她确实第一次看见那幅画就觉得画得十分好,只是她没想到这竟然是出自叶舒言之手。
“那这孩子还挺有本事的。”
“那是。”厉司纯一边夹菜一边兴致勃然地说,
“言言在大学时期画功就非常了得了,哦,她最初还起过另外一个画家名字,叫rsun,不过她这个名字……”
“啪啦——”
勺子掉落碗中发出了一声清脆的触碰声。
厉司纯和厉母不约而同地循声看向了厉司程。
脏了,恶心
看着厉司程一脸震惊慌愣的样子,厉司纯不由疑惑:
“……哥,你怎么了?”
厉司程僵愣了半晌才看向厉司纯,勉强找回自己的声音,“你刚刚说,她还有一个画家名字……叫什么?”
“叫rsun啊,不过她这个名字也就发表过一幅画作而已,那幅画叫‘破茧’。”
厉司程脑袋一阵嗡鸣,心脏仿佛都滞跳了一拍。
……rsun?破茧?
见他愣着没反应,厉司纯以为他纯粹只是惊讶,便继续道,
“她这幅画本来是打算送给她自己的,当初画这画的时候还花了不少心血下去呢,要不是当初为了凑钱给她奶奶做手术,她都舍不得出售。”
闻言,厉司程脸上的血色瞬间褪去,声音隐隐颤抖:
“她是画给……她自己的?”
“是啊。”厉司纯点头。
“那这画对她来说还挺重要的。”厉母搭话。
“可不嘛。”厉司纯说道:
“言言说,这幅处女作就等同是她的初生子,对她来说意义特别,是往后任何一幅作品都无法比拟的那种重要。那之后她还一直在寻找那幅画的下落呢。”

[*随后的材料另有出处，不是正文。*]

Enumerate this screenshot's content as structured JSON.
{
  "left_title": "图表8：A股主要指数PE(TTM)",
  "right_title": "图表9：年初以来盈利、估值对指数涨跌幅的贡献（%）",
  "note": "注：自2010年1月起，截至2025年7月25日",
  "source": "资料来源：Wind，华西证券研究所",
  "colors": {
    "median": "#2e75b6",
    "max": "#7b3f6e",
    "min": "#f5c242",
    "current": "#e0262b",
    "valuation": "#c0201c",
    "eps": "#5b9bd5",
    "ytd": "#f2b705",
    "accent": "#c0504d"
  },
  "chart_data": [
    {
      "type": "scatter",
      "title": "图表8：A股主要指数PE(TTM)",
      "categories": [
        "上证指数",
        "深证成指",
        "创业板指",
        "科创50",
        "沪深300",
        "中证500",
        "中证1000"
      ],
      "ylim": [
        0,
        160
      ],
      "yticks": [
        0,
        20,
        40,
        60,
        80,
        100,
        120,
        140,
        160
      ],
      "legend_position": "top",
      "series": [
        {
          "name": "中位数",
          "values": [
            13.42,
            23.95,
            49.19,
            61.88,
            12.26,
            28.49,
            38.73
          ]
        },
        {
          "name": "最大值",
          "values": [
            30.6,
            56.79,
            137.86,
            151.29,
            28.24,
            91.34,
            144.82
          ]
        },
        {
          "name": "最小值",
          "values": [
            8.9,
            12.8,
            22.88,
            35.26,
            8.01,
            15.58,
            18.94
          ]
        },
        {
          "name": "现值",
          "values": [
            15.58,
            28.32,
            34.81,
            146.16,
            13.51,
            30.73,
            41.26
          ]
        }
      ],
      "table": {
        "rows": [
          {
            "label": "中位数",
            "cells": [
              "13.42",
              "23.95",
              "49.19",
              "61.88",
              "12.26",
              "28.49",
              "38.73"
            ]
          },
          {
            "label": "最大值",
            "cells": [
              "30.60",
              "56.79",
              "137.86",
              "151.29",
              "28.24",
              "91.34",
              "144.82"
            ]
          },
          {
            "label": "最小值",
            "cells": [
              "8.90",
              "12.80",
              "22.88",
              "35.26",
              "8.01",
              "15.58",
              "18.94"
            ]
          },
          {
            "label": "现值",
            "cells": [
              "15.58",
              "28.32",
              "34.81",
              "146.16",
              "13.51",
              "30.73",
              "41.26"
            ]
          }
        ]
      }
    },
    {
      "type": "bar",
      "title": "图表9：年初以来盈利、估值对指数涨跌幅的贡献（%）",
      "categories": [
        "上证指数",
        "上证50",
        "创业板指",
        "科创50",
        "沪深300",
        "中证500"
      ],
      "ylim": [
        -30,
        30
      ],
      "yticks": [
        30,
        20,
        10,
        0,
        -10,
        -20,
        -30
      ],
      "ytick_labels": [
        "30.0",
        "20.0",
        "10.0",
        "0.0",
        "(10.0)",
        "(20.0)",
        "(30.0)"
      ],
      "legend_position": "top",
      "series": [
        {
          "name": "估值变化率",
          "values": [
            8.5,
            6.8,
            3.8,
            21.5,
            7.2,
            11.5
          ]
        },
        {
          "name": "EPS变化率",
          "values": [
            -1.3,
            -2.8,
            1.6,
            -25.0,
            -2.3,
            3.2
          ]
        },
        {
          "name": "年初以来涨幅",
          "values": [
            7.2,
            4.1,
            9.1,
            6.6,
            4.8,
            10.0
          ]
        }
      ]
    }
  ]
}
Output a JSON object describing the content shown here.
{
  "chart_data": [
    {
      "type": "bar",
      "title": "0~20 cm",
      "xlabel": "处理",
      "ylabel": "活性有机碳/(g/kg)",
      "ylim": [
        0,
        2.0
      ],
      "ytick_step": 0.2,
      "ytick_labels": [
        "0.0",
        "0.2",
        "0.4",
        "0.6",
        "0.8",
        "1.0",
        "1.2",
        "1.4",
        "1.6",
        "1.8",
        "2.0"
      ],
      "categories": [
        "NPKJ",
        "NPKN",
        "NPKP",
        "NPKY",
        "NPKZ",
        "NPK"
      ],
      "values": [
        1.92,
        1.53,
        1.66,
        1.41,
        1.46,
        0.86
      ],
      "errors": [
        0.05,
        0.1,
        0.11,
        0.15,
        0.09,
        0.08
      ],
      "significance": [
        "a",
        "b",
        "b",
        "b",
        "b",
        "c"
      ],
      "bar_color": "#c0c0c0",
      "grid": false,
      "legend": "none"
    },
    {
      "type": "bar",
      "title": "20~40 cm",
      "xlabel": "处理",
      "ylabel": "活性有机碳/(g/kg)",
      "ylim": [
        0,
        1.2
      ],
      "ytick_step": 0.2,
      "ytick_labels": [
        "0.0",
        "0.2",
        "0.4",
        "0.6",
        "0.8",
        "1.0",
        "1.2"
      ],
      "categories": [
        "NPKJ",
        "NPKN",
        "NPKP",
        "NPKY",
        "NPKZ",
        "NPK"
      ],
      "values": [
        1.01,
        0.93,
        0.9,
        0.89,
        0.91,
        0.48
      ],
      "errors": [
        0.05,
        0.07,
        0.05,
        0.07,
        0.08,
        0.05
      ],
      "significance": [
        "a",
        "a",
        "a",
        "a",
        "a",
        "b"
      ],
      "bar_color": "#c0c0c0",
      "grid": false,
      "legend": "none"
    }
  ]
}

厉司纯的话像尖刀一样捅进了厉司程的心头,搅得他五脏六腑都揪拧了起来。
他猛然想起当时在圣母画廊里,她红着眼眶请求他换一幅画送人的样子,想起她伤感转身离去的单薄背影,更想起了她一个人失魂落魄地淹没在雨中的无助模样。
原来……她不是在跟他闹,也不是为了博得他的怜爱,她是真的……想要那幅画。
心口一阵钝痛感传来,厉司程双手猛地攥紧,一种恐慌和无措在他心底迅速蔓延,扩张。
他当时都干了些什么混账事?
他竟然为了一个无关紧要的外人,抢走了她那么珍重的东西。
厉母好奇地看向厉司纯,“那她后来找回那幅画了吗?”
“说起这个就气人。”厉司纯忽然一拍桌子,气愤道:
“她何止找到画了,甚至都付定金准备买回来了,结果……啧,被一对奸夫淫妇给硬生生地抢走了。”
闻言,厉司程身体猛烈一颤,蓦地看向厉司纯,眼底一阵慌乱,“奸夫淫妇?这是……她说的?”